Examples of this complexity emerge in Sapolsky’s coverage of genome-wide association studies (GWAS): “these fishing expeditions show why we are so ignorant about the genetics of behavior. Consider a classic GWAS that looked for genes related to height […] Hundreds of genetic variants were implicated in regulating height […]. [M]eanwhile, we are plugging away, trying to understand interactions of two genes at a time” (262-64).

No single discipline in science can tell us what determines a behavior. “These terms mean different things for scientists living inside different disciplines” (16). This means any genuinely causal explanation of a behavior that incorporates biology must be multifactorial, which Sapolsky demonstrates in his discussion of multifactorial analytic application to criminal justice (602).
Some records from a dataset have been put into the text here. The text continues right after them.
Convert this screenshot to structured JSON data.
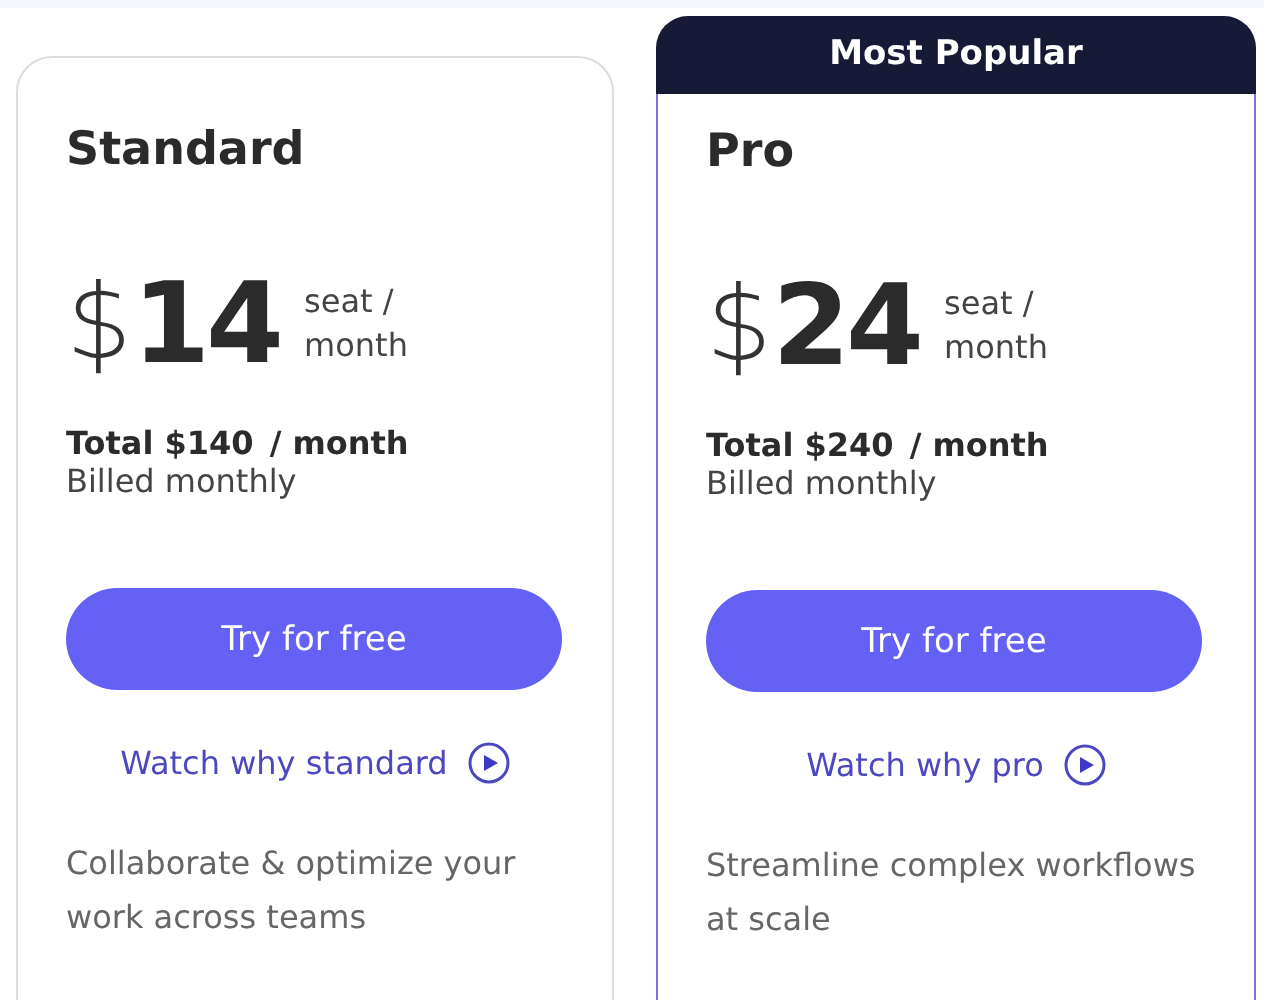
{
  "plans": [
    {
      "name": "Standard",
      "currency": "$",
      "price": "14",
      "unit": "seat /\nmonth",
      "total": "Total $140",
      "total_period": "/ month",
      "billing": "Billed monthly",
      "cta": "Try for free",
      "watch": "Watch why standard",
      "description": "Collaborate & optimize your work across teams"
    },
    {
      "name": "Pro",
      "badge": "Most Popular",
      "currency": "$",
      "price": "24",
      "unit": "seat /\nmonth",
      "total": "Total $240",
      "total_period": "/ month",
      "billing": "Billed monthly",
      "cta": "Try for free",
      "watch": "Watch why pro",
      "description": "Streamline complex workflows at scale"
    }
  ]
}
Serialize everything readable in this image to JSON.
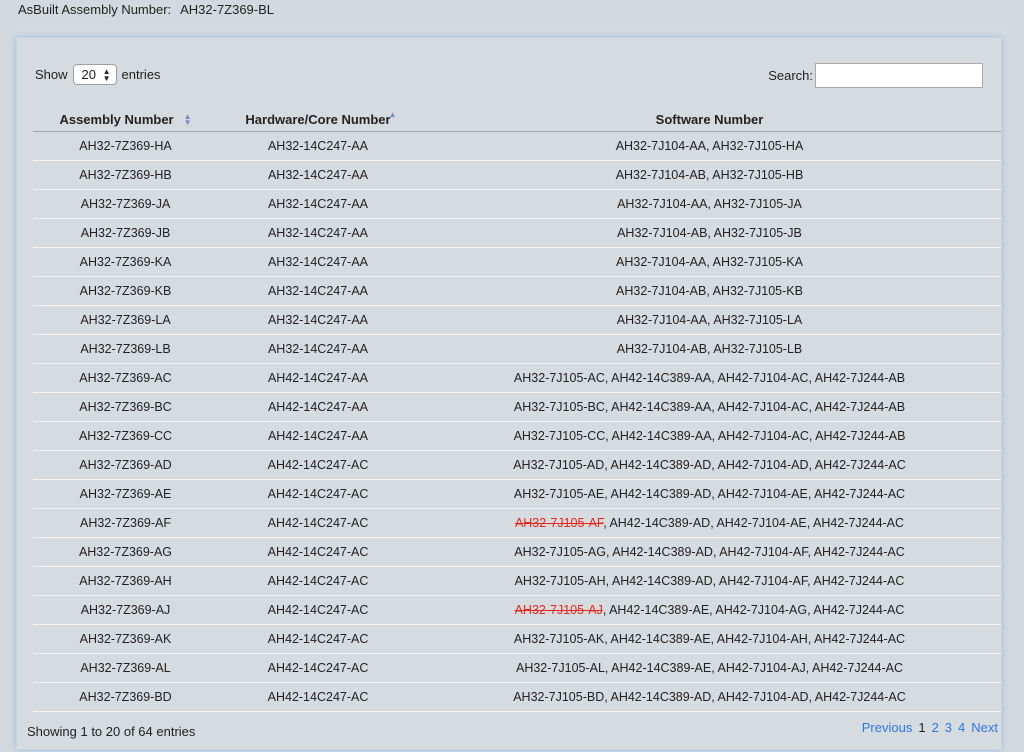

The potential of such analysis is massive. First, it reorients our understanding of what can be subject to deterministic analysis, which rescues complex systems from interpretation as chaos (from which emerges our intuitions of free will): “A cloud may be less tangible than a brick, but it’s constructed with the same rules about how atoms interact” (188).

More importantly, multifactorial understanding of biology’s causal effects on behavior reorients our ethics with the potential to revolutionize how we treat our own minds and judge the acts of others: “A child suffers malnutrition and, as an adult, has poor cognitive skills. That’s easy to frame biologically—malnutrition impairs brain development. Alternatively, a child is raised by cold, inexpressive parents and, as an adult, feels unlovable […] It may be less convenient to articulate the former biologically than the latter […] But biology mediates both links” (188). In the case that this child committed a criminal act, leading our social systems to punish them, we must remember what scientific advancements over the last few centuries have shown us, which is that “people in the future will look back at us as we do at purveyors of leeches and bloodletting […]. My God, the things they didn’t know then. The harm that they did” (608).